Max stands on tip-toes to rest her chin on my shoulder, reaching around to snatch at the card. I let her take it.

'That's bullshit,' she yells, right in my ear.

'It's fine,' I lie.

We go into the lounge room and I sit with the present on my lap.

'It's from both of us,' Max says, watching as I tear away the Christmas paper.

Ribbons of snowflake-patterned paper fall to the carpet to reveal a shoebox with two little pins inside, resting on the fancy hardcover edition of Hitchhiker's from Pen's shop. One pin has a Frida Kahlo quote written on it in swirling cursive that reads: At the end of the day, we can endure much more than we think we can. Max grins at me as I pin it to the pocket of my jacket.

The other badge is a whale falling through the sky like in Hitchhiker's. I feel my grin spark when I see it and a warmth open up in my chest. Part of me hopes the pin is one in a pair.

'Happy birthday, you dork,' Max says, giving me a squeezy hug.

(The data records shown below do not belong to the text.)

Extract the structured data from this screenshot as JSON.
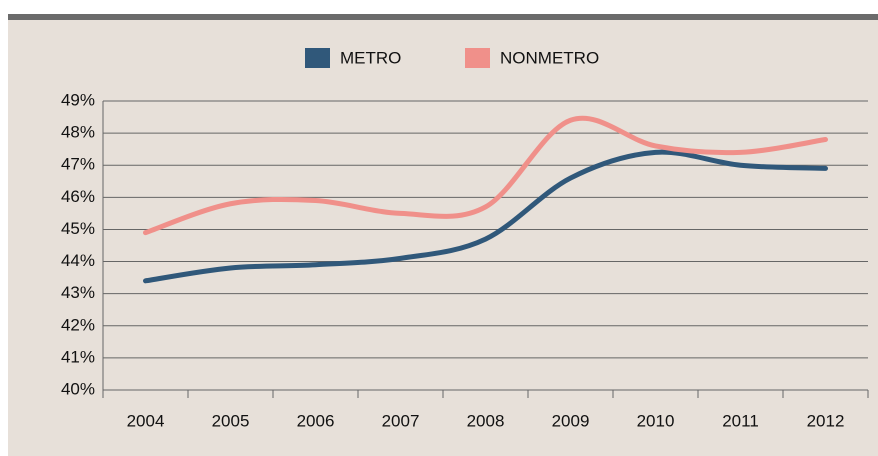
{
  "chart_data": {
    "type": "line",
    "categories": [
      "2004",
      "2005",
      "2006",
      "2007",
      "2008",
      "2009",
      "2010",
      "2011",
      "2012"
    ],
    "series": [
      {
        "name": "METRO",
        "color": "#30587a",
        "values": [
          43.4,
          43.8,
          43.9,
          44.1,
          44.7,
          46.6,
          47.4,
          47.0,
          46.9
        ]
      },
      {
        "name": "NONMETRO",
        "color": "#f0908a",
        "values": [
          44.9,
          45.8,
          45.9,
          45.5,
          45.7,
          48.4,
          47.6,
          47.4,
          47.8
        ]
      }
    ],
    "ylim": [
      40,
      49
    ],
    "yticks": [
      {
        "value": 40,
        "label": "40%"
      },
      {
        "value": 41,
        "label": "41%"
      },
      {
        "value": 42,
        "label": "42%"
      },
      {
        "value": 43,
        "label": "43%"
      },
      {
        "value": 44,
        "label": "44%"
      },
      {
        "value": 45,
        "label": "45%"
      },
      {
        "value": 46,
        "label": "46%"
      },
      {
        "value": 47,
        "label": "47%"
      },
      {
        "value": 48,
        "label": "48%"
      },
      {
        "value": 49,
        "label": "49%"
      }
    ],
    "grid": true
  }
}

'Thank you,' I say, my voice wobbling.

'Oh don't cry,' she whines, patting my head awkwardly. 'You know I can't deal with crying.'

I sniffle and promise I'll stop.

'How does it feel to be an adult?' she whispers.

'Very strange.'

'Are you sure it's not just that everything feels strange right now?'

'It could be.'

Max holds my shoulders and gives me a serious look. 'You know what we should do?'

'If you say get drunk and video call Charlie, I'm going to have to decline.'

She pouts at me. 'You're no fun.'

I give Max another hug and thank her over and over for the book. She pins the whale badge to my jacket and smiles like she knows something I don't.

'What?'

'You'll see,' she says as my phone beeps. Her grin widens. 'Right on cue.'

The screen lights up with a message from Leo. It's a photo of another badge, a bowl of petunias tumbling through the air. Now we match, he's written. I think I might just implode.